Brader, un mot presque injurieux pour un artiste mais Bernard Weber ne reviendra pas en arrière. C’est décidé, il ferme boutique à la fin de l’année, non sans regret mais il arrive un moment où il faut savoir prendre les décisions qui s’imposent, même si

l’amertume est là. « Ce n’est pas de bon coeur que j’arrête,

avoue Bernard Weber. Je vais prendre une année sabbatique et continuer à suivre ce que font les collègues ». « Je fais quoi maintenant ? » C’est en 2000 que cet ancien cadre de l’industrie de la tuile, fraîchemen­t retraité, s’est posé cette question un jour où il ne se sentait pas au meilleur de lui-même. Ensuite, tout ira très vite. « Comme je connaissai­s très bien la terre, la cuisson, les émaux…j’ai pris des cours auprès d’un céramiste. Mais ça ne s’est pas très bien passé car j’ai découvert que dans le milieu artistique, on ne partage pas. J’ai commencé par faire des coupelles et des statues. J’ai participé à une première exposition en 2002 au Centre culturel de Boé et cela m’a encouragé à continuer.
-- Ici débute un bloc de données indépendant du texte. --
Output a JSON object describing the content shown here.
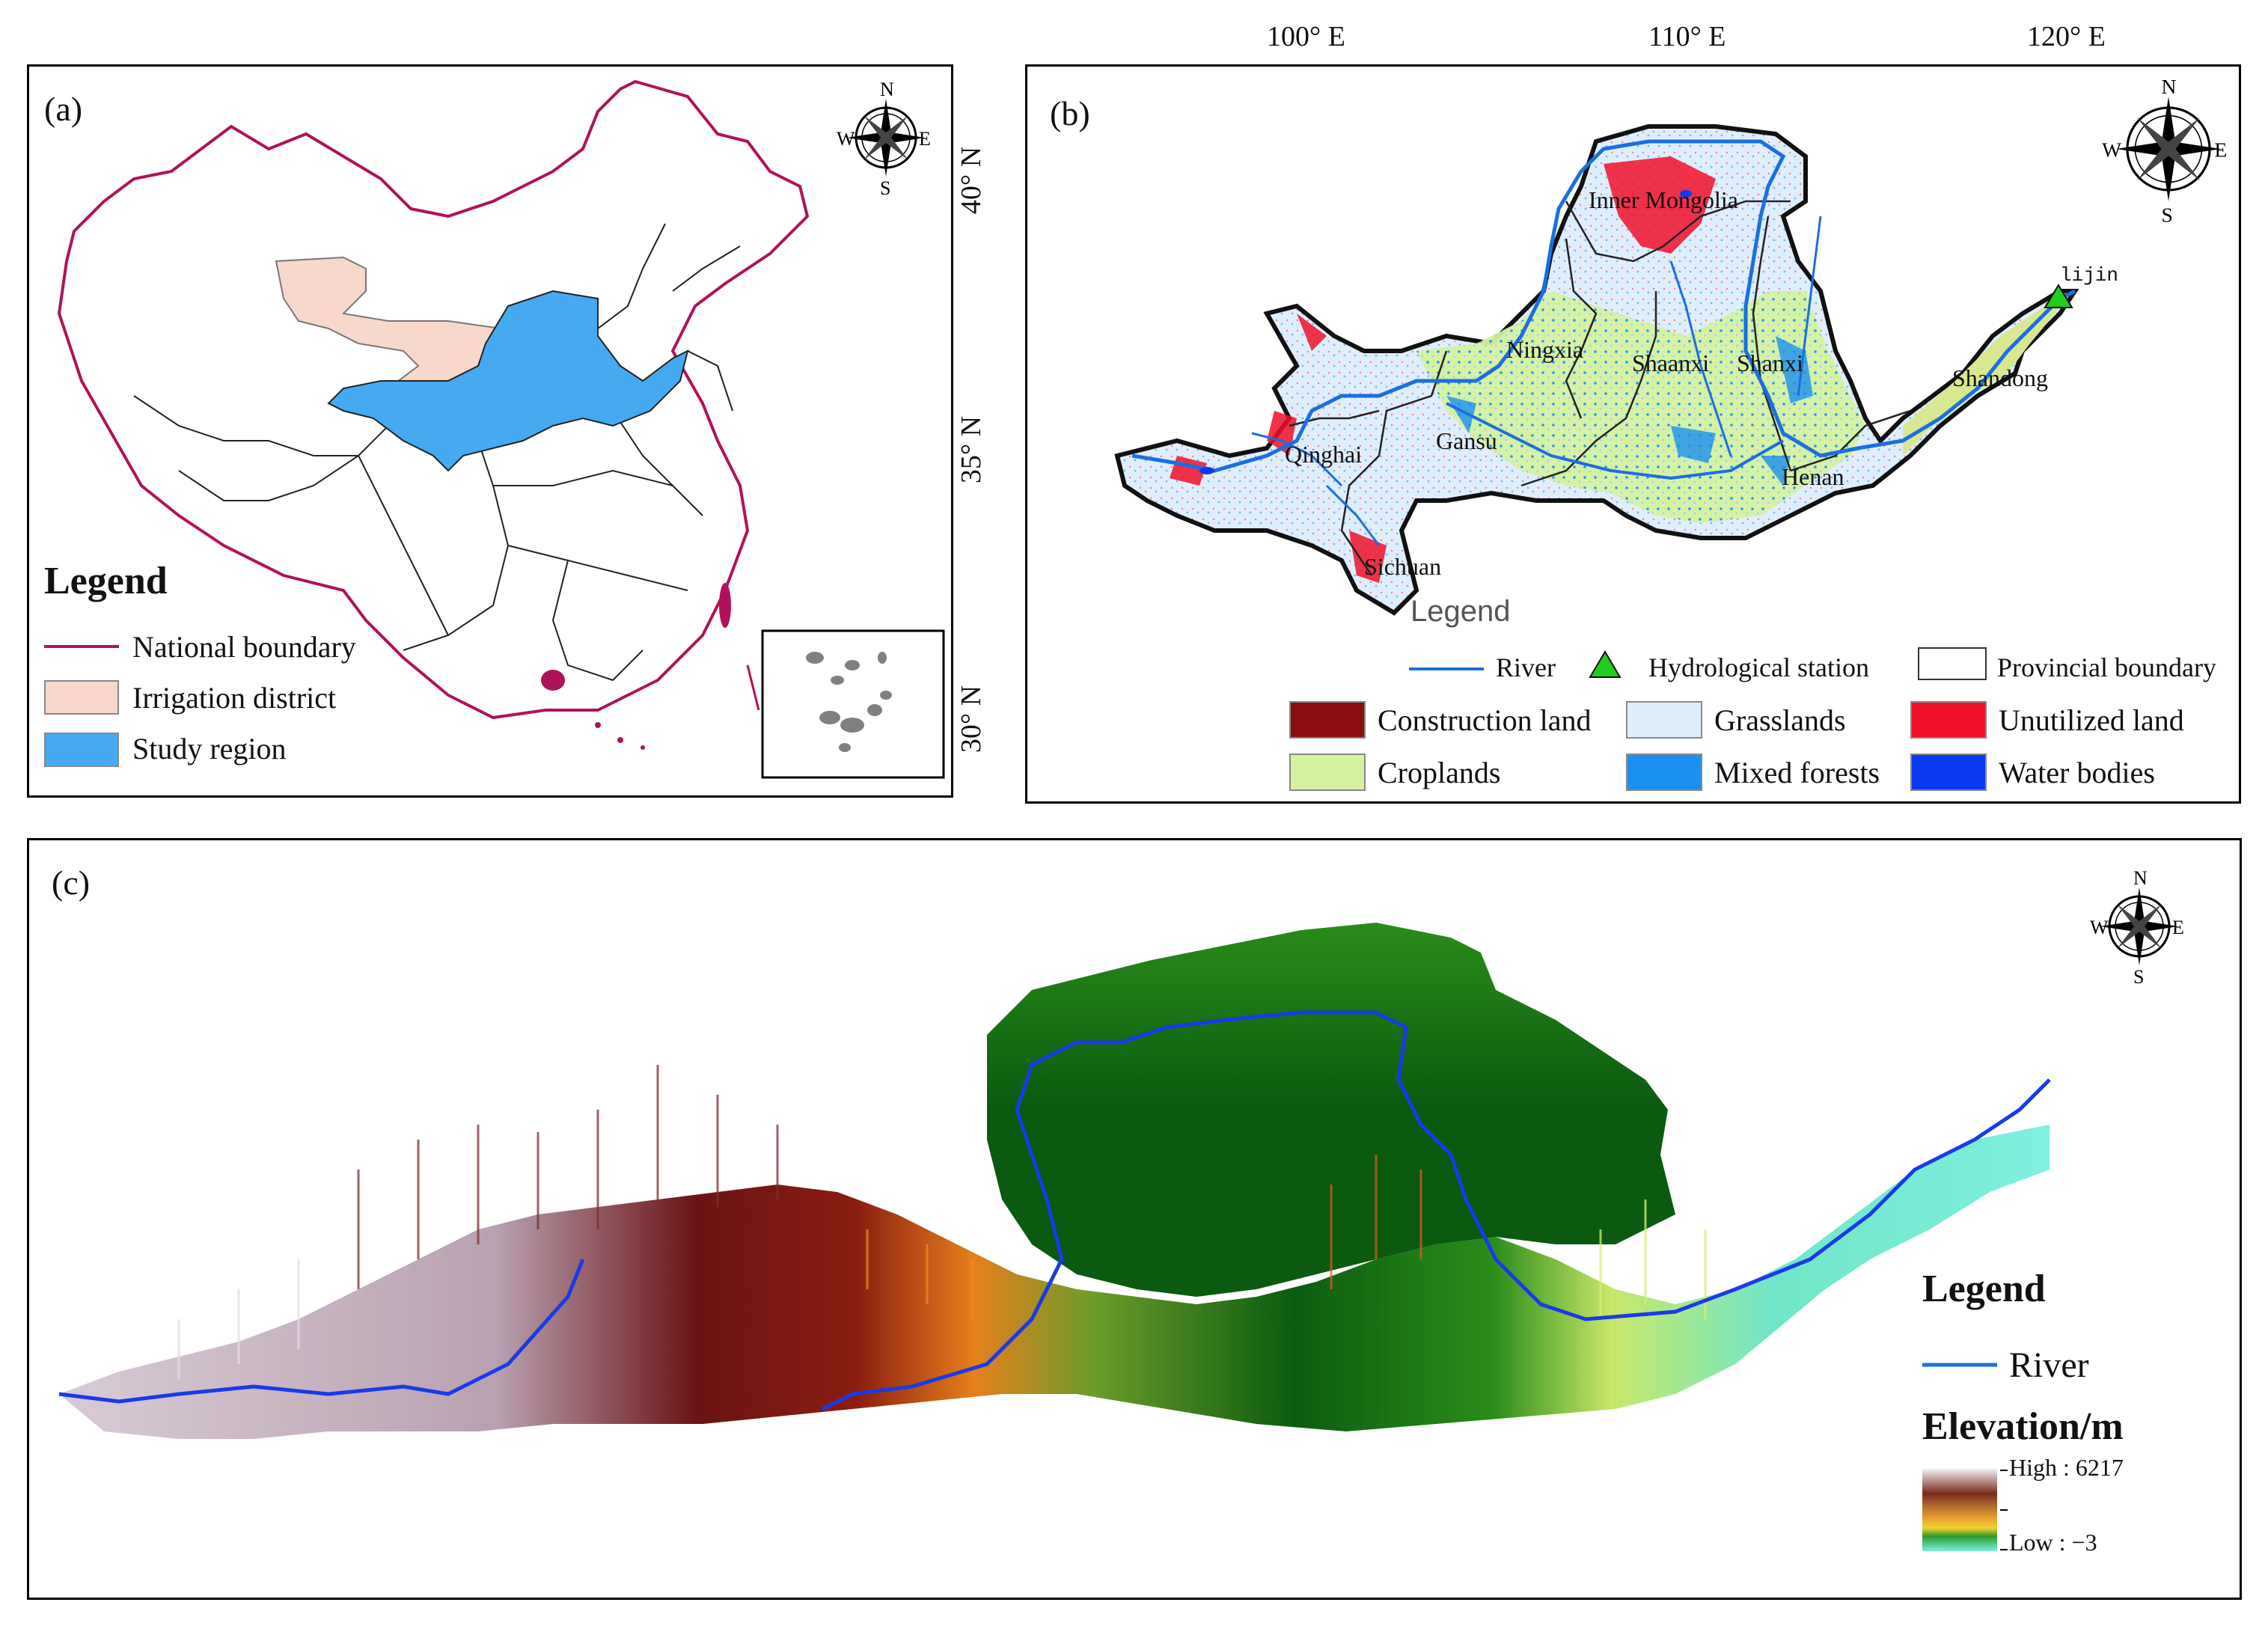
{
  "panel_a": {
    "label": "(a)",
    "legend_title": "Legend",
    "legend_items": [
      {
        "name": "National boundary",
        "color": "#b0125a"
      },
      {
        "name": "Irrigation district",
        "color": "#f9d8cc"
      },
      {
        "name": "Study region",
        "color": "#45aaf2"
      }
    ],
    "compass": {
      "n": "N",
      "e": "E",
      "s": "S",
      "w": "W"
    }
  },
  "panel_b": {
    "label": "(b)",
    "lon_ticks": [
      "100° E",
      "110° E",
      "120° E"
    ],
    "lat_ticks": [
      "40° N",
      "35° N",
      "30° N"
    ],
    "provinces": [
      "Inner Mongolia",
      "Ningxia",
      "Shaanxi",
      "Shanxi",
      "Shandong",
      "Gansu",
      "Qinghai",
      "Henan",
      "Sichuan"
    ],
    "station": "lijin",
    "legend_title": "Legend",
    "legend_row1": [
      {
        "name": "River",
        "color": "#1a6fe0"
      },
      {
        "name": "Hydrological station",
        "color": "#22cc22"
      },
      {
        "name": "Provincial boundary",
        "color": "#ffffff"
      }
    ],
    "legend_classes": [
      {
        "name": "Construction land",
        "color": "#8b0e0e"
      },
      {
        "name": "Grasslands",
        "color": "#dfeefc"
      },
      {
        "name": "Unutilized land",
        "color": "#f0102a"
      },
      {
        "name": "Croplands",
        "color": "#d4f2a0"
      },
      {
        "name": "Mixed forests",
        "color": "#1a90f0"
      },
      {
        "name": "Water bodies",
        "color": "#0a3af0"
      }
    ],
    "compass": {
      "n": "N",
      "e": "E",
      "s": "S",
      "w": "W"
    }
  },
  "panel_c": {
    "label": "(c)",
    "legend_title": "Legend",
    "river_label": "River",
    "river_color": "#1a6fe0",
    "elevation_title": "Elevation/m",
    "high_label": "High : 6217",
    "low_label": "Low : −3",
    "compass": {
      "n": "N",
      "e": "E",
      "s": "S",
      "w": "W"
    }
  }
}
J’ai acheté un four électrique et j’ai continué à exposer dans le 47 et en Aquitaine ».

LES PREMIERS PAS

La maison du couple Weber, ancienne usine à voile, possédait un local que Bernard Weber a décidé d’utiliser pour ouvrir, en 2007 « La galerie de la Grande Horloge » qui deviendra, en 2008, la Galerie Weber. L’artiste invitera pendant deux mois des peintres et des sculpteurs. Chacun prenait la permanence

à tour de rôle mais le propriétai­re des lieux prendra conscience que les artistes n’aiment pas partager.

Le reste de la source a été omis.